Morgens zur Arbeit, abends retour. Mehr als 2,2 Millionen erwerbstätige Österreicher müssen jeden Tag zu ihrem Arbeitsplatz pendeln. Das sind 53,1 Prozent aller aktiven Erwerbstätigen. Österreich ist ein Land der Pendler. Und es werden immer mehr. In den vergangenen zehn Jahren ist der Anteil der Beschäftigten, deren Arbeitsort nicht der Wohnort ist, um zehn Prozent gestiegen.

Die Ursachen sind vielfältig. Viele Menschen träumen vom Haus im Grünen. Dafür nehmen sie Abgeschiedenheit und lange Arbeitswege in Kauf. Es gibt keine Alternative zum eigenen Auto. In ländlichen Regionen ist das öffentliche Verkehrsnetz dünn. Die Kinder müssen schließlich auch zur Schule, die Einkäufe vom Supermarkt nach Hause gebracht werden. Mit dem Auto bleibt man flexibler.

Manche können sich vielleicht auch den Wohnraum nicht mehr leisten. In Wien steigen die Mieten seit Jahren. Doch die Bundeshauptstadt lockt mit Jobs. Täglich pendeln rund 260.000 Menschen nach Wien. Das ist mehr als ein Viertel aller Erwerbstätigen der Stadt.
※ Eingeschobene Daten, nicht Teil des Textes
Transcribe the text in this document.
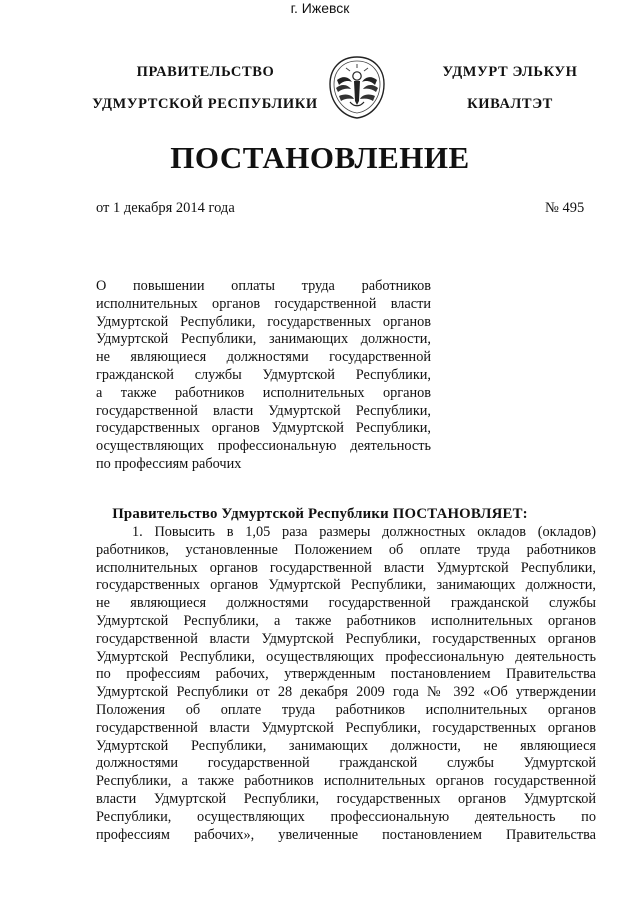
ПРАВИТЕЛЬСТВО
УДМУРТСКОЙ РЕСПУБЛИКИ
УДМУРТ ЭЛЬКУН
КИВАЛТЭТ
ПОСТАНОВЛЕНИЕ
от 1 декабря 2014 года	№ 495
г. Ижевск
О повышении оплаты труда работников
исполнительных органов государственной власти
Удмуртской Республики, государственных органов
Удмуртской Республики, занимающих должности,
не являющиеся должностями государственной
гражданской службы Удмуртской Республики,
а также работников исполнительных органов
государственной власти Удмуртской Республики,
государственных органов Удмуртской Республики,
осуществляющих профессиональную деятельность
по профессиям рабочих
Правительство Удмуртской Республики ПОСТАНОВЛЯЕТ:
1. Повысить в 1,05 раза размеры должностных окладов (окладов)
работников, установленные Положением об оплате труда работников
исполнительных органов государственной власти Удмуртской Республики,
государственных органов Удмуртской Республики, занимающих должности,
не являющиеся должностями государственной гражданской службы
Удмуртской Республики, а также работников исполнительных органов
государственной власти Удмуртской Республики, государственных органов
Удмуртской Республики, осуществляющих профессиональную деятельность
по профессиям рабочих, утвержденным постановлением Правительства
Удмуртской Республики от 28 декабря 2009 года № 392 «Об утверждении
Положения об оплате труда работников исполнительных органов
государственной власти Удмуртской Республики, государственных органов
Удмуртской Республики, занимающих должности, не являющиеся
должностями государственной гражданской службы Удмуртской
Республики, а также работников исполнительных органов государственной
власти Удмуртской Республики, государственных органов Удмуртской
Республики, осуществляющих профессиональную деятельность по
профессиям рабочих», увеличенные постановлением Правительства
Menschen mit einem höheren Bildungsabschluss sind in der Regel länger zum Arbeitsplatz unterwegs. Für Arbeiter mit niedriger Qualifikation ist Pendeln oft die einzige Möglichkeit, Arbeit zu finden.

Pendeln kostet Zeit, Geld und Nerven. Auf Dauer kann Pendeln auch krank machen. Pendler stehen ständig unter Zeitdruck. Sie haben weniger Zeit für ihre Familie.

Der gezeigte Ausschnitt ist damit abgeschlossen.